Not once did kicker Alex Henery make a clutch kick during the 2011 NFL season.
He never appeared in the headlines for anything positive. The only time you heard his name was when he missed two field goals, both in the 30-yard range, to cost the Eagles a victory against the San Francisco 49ers that, when looking back, could have gotten the team the NFC East division title.
But all Alex Henery did for the team’s final 12 games was make every single kick that he attempted. That would be 16 field goals, which puts him one field goal away from tying David Akers’ franchise record of 17 consecutive field goals made, achieved in both 2001 and 2009.
He also broke the NFL single-season record for field goal percentage by a rookie. Cowboys kicker Dan Bailey held that record but he missed a costly 51-yard kick before halftime in the Cowboys’ eventual 31-14 loss to the New York Giants in the season finale. That missed kick gave Henery the record for rookies.
He made 24 of his 27 field goals. The San Francisco misses were well-documented.

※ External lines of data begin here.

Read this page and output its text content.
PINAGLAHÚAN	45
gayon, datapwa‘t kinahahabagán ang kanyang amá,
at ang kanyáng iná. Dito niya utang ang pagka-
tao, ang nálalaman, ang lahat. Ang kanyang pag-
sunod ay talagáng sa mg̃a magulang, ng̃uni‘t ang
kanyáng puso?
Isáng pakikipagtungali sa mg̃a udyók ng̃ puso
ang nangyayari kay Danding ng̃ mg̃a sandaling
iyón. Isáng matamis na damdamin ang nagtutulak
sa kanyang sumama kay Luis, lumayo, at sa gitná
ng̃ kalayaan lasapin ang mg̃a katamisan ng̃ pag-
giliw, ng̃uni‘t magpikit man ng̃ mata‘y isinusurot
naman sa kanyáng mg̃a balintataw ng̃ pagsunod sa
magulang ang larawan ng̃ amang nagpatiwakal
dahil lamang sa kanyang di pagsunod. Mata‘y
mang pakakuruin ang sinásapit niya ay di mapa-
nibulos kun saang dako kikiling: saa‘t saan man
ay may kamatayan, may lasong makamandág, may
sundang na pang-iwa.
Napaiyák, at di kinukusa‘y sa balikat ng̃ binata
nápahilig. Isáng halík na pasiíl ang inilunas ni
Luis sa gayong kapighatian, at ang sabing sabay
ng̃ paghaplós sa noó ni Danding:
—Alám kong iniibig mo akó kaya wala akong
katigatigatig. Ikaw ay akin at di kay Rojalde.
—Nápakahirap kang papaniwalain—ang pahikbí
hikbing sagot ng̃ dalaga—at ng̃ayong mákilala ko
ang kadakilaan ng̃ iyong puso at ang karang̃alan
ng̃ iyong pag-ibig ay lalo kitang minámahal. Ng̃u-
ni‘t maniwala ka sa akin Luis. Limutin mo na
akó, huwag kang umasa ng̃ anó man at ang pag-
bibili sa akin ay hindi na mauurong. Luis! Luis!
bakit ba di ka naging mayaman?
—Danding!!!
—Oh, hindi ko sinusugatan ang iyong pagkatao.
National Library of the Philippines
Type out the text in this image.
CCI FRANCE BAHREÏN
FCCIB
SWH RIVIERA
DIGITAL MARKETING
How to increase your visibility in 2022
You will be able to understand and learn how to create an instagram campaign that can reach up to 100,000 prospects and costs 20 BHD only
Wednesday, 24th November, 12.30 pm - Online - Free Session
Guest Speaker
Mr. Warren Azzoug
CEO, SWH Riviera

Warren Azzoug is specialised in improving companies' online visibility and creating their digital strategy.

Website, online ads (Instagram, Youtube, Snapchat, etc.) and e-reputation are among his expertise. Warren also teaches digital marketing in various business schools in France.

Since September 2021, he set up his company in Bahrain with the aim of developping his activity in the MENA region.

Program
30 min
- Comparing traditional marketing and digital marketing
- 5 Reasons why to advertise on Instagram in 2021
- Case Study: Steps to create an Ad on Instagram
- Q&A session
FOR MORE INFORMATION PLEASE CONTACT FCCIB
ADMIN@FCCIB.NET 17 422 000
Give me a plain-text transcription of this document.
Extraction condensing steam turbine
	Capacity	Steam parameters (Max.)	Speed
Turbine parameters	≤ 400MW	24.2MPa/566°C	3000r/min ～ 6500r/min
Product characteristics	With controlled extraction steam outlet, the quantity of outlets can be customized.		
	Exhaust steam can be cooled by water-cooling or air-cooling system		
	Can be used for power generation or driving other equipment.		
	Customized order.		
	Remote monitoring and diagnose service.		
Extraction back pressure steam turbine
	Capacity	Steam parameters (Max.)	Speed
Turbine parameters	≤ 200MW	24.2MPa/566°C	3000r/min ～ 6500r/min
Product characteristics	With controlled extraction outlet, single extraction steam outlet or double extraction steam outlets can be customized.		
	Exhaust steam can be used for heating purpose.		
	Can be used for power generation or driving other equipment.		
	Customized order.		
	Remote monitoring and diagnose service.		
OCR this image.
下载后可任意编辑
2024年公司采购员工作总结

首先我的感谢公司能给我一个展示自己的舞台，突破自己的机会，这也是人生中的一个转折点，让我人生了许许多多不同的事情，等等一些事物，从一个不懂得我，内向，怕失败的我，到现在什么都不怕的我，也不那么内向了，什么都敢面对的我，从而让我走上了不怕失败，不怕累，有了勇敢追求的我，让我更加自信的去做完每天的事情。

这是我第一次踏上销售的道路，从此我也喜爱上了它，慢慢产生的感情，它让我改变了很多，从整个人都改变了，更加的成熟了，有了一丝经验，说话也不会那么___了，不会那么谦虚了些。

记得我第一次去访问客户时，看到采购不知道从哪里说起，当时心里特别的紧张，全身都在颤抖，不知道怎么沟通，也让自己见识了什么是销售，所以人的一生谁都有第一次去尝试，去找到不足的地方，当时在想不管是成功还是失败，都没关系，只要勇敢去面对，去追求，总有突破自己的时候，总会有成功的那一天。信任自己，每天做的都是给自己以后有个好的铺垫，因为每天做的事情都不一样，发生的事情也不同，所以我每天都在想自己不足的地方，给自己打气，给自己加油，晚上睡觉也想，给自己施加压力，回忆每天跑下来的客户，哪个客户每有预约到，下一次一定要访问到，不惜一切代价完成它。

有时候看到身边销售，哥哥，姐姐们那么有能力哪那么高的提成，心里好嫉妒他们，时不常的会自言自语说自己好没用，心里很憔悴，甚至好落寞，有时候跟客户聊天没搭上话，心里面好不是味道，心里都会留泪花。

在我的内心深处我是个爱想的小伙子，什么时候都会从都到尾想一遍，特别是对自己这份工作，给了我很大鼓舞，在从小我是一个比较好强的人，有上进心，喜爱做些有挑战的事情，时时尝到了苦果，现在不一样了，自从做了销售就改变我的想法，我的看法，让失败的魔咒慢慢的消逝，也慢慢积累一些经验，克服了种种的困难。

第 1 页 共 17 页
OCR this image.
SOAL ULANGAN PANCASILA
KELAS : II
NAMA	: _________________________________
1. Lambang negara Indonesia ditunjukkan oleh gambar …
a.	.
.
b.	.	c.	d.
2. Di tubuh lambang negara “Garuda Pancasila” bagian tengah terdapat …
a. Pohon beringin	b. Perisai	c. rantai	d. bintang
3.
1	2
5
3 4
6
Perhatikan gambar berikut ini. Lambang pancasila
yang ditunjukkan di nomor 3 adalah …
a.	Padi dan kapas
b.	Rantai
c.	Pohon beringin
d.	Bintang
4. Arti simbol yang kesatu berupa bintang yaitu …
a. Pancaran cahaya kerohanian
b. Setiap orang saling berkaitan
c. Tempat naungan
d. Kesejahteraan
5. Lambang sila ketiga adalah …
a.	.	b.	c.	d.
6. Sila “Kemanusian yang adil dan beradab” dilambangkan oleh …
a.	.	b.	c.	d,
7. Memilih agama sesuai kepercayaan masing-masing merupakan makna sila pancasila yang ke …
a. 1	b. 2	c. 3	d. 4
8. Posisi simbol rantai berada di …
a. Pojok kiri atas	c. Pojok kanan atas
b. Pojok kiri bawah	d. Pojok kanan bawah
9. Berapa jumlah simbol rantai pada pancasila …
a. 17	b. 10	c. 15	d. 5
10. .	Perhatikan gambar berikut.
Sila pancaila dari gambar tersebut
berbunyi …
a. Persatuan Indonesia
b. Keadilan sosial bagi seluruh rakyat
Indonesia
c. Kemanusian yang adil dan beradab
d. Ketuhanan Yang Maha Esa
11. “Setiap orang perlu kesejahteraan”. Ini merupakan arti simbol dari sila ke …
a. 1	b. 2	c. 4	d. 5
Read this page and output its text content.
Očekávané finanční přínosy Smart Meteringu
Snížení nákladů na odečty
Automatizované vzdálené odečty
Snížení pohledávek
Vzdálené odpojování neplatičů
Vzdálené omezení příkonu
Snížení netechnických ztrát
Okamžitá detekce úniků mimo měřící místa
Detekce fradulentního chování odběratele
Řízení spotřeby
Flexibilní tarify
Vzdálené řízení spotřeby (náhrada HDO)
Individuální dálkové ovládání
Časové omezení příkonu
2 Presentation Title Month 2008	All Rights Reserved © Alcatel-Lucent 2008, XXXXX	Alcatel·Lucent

The other miss was a 63-yard field goal attempt right before halftime of the Atlanta Falcons game, which was the second game of the season. Henery’s kick was about 10 to 15 yards short.
His 88.9 percentage also breaks Akers’ team record of 88.2 percent, set in 2002, when he connected on 30 of 34 field goals.
And no one has mentioned it, but Henery’s kickoff distance improved dramatically throughout the season.
So, despite all the criticism he received for missing the kicks against San Francisco, and all the extra pressure he felt replacing a legend, Henery set two records (franchise single-season field goal percentage, rookie field goal percentage), and will likely set a third in 2012 (franchise consecutive field goals made).
Can you see now why the Eagles felt it was necessary to draft Henery, the most accurate kicker in NCAA history, in the fourth round and let David Akers walk?